Other states like Florida and Ohio may be bigger, but Nevada and its 6 electoral votes will be key in the fall. And the race in that state, along with a couple House races and a key Senate race that could determine control of the chamber, may come down to whether the Culinary Union engages in the fall or sits out the election.
The leader of the largest and most potent labor union in Nevada is threatening that he and his 55,000 foot-soldiers will sit out the fall elections in this crucial battleground for the Senate and the presidency. Culinary Local 226 has been a critical centerpiece in the vaunted Democratic get-out-the-vote efforts in Nevada. The union bused workers to the polls in 2010, helping propel Senate Majority Leader Harry Reid to victory. In the 2008 presidential contest, its members helped carry the state for then-candidate Barack Obama.
But this year D. Taylor, secretary-treasurer of the union, said that the fall campaigns aren’t a priority. With all their contracts with local unionized casinos expired and a bitter organizing fight underway with the non-union Station Casinos chain, Taylor said that the group is at capacity.
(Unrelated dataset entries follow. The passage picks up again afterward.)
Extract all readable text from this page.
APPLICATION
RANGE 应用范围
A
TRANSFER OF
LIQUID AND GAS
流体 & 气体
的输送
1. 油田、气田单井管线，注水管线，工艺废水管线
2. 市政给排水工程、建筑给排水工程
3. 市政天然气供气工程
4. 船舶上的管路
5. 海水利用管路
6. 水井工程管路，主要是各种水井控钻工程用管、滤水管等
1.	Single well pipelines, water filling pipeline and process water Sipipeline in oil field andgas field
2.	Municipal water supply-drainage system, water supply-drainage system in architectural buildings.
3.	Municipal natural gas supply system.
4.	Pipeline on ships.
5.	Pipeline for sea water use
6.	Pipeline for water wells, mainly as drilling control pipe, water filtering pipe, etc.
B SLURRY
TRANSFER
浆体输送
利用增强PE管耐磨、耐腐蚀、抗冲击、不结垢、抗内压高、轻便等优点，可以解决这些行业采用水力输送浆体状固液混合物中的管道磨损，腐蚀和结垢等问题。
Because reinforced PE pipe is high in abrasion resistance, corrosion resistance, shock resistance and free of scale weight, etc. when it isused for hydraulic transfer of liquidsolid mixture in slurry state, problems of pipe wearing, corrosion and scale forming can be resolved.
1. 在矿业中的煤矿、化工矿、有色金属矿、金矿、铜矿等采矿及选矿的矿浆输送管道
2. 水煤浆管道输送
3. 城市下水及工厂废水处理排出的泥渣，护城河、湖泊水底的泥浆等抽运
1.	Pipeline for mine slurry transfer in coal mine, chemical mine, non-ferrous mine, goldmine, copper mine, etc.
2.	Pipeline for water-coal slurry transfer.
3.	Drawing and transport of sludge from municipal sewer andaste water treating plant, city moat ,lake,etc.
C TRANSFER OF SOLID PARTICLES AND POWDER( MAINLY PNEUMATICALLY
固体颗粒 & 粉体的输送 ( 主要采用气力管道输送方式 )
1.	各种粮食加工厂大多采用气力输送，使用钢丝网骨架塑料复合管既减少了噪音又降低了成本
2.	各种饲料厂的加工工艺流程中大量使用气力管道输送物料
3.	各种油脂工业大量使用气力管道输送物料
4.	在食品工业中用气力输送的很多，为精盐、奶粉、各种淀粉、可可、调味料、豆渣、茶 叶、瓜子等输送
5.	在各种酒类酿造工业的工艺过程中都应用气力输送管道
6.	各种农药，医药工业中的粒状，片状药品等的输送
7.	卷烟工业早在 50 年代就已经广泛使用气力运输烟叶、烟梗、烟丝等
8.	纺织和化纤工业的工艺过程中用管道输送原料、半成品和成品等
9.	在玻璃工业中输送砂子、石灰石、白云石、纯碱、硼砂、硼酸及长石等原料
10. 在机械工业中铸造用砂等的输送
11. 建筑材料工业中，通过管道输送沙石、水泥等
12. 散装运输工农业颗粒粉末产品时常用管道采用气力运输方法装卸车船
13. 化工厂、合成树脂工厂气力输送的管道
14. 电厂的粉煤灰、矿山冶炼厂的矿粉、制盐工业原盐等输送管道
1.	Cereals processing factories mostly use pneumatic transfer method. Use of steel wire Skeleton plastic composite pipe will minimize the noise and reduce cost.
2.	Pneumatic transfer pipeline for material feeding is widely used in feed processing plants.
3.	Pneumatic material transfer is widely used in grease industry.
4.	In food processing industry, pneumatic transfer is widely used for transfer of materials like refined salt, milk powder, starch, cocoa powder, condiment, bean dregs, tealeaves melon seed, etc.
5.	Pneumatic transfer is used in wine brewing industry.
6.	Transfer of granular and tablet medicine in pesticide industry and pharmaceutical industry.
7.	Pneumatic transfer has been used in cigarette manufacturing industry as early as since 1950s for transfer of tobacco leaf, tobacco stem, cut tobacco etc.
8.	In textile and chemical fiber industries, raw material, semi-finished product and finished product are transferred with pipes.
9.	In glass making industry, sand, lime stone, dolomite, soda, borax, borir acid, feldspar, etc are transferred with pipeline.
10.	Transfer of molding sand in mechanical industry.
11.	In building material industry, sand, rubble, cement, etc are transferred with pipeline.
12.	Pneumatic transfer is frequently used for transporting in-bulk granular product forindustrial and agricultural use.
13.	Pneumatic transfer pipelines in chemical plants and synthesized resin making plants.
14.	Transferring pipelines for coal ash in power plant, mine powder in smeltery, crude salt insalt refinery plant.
“We really divide between two things, which [are] our contracts and Stations,” Taylor told National Journal. “I’ve told everybody if we don’t have those settled, or some of them settled, we’re not going to lie to you and tell you we’re going to be involved politically.”
Taylor isn’t bashful about wanting some help from the same Democratic politicians the union has helped elect over the years. But such assistance has not been forthcoming. “Sometimes the Democrats wonder why workers don’t rally around them. It’s because they really don’t rally around workers in time of need,” he said.
We’ve seen a couple instances over the past few days of chickens coming home to roost. In Florida, the Obama campaign is struggling to find their voters after years of foreclosures. Now, in Nevada, Democrats could pay the price for failing to stand behind labor and simply expecting to use them as foot soldiers in get-out-the-vote efforts.
Very few unions could pull off this kind of power play. But the Culinary Union in Nevada, the virtual home of the hospitality industry, can. They have a large membership base of cooks and housekeepers and hotel personnel in the main population centers of the state. And they have the ability to mobilize those voters, particularly the Latino voters who make up 45% of their membership, as we saw in the re-election of Harry Reid in 2010. As I noted, there are key downballot races in Nevada, in addition to the Presidential contest. Shelley Berkley and Dean Heller are in a neck-and-neck race for the US Senate. And at least one and possibly two House seats are in play.
This is another case where concerns about the economy matter more to the rank and file than who wins an election. Nevada is another foreclosure crisis ground zero, and will give candidates the same challenges as in Florida. And unions like this one feel abandoned on an economic justice level by both parties.
It’s possible this is just posturing to get political support for a series of upcoming contract negotiations. Union leaders said they would suspend their political activities last year, and most of them have come running back to the Democratic fold. Taylor, the leader of the union, did refer to a crisis that would result from Republicans winning the election. So it’s unclear this will hold. But for now, the failure to stand behind unions could lead, in a key state, to unions declining to stand behind Democrats.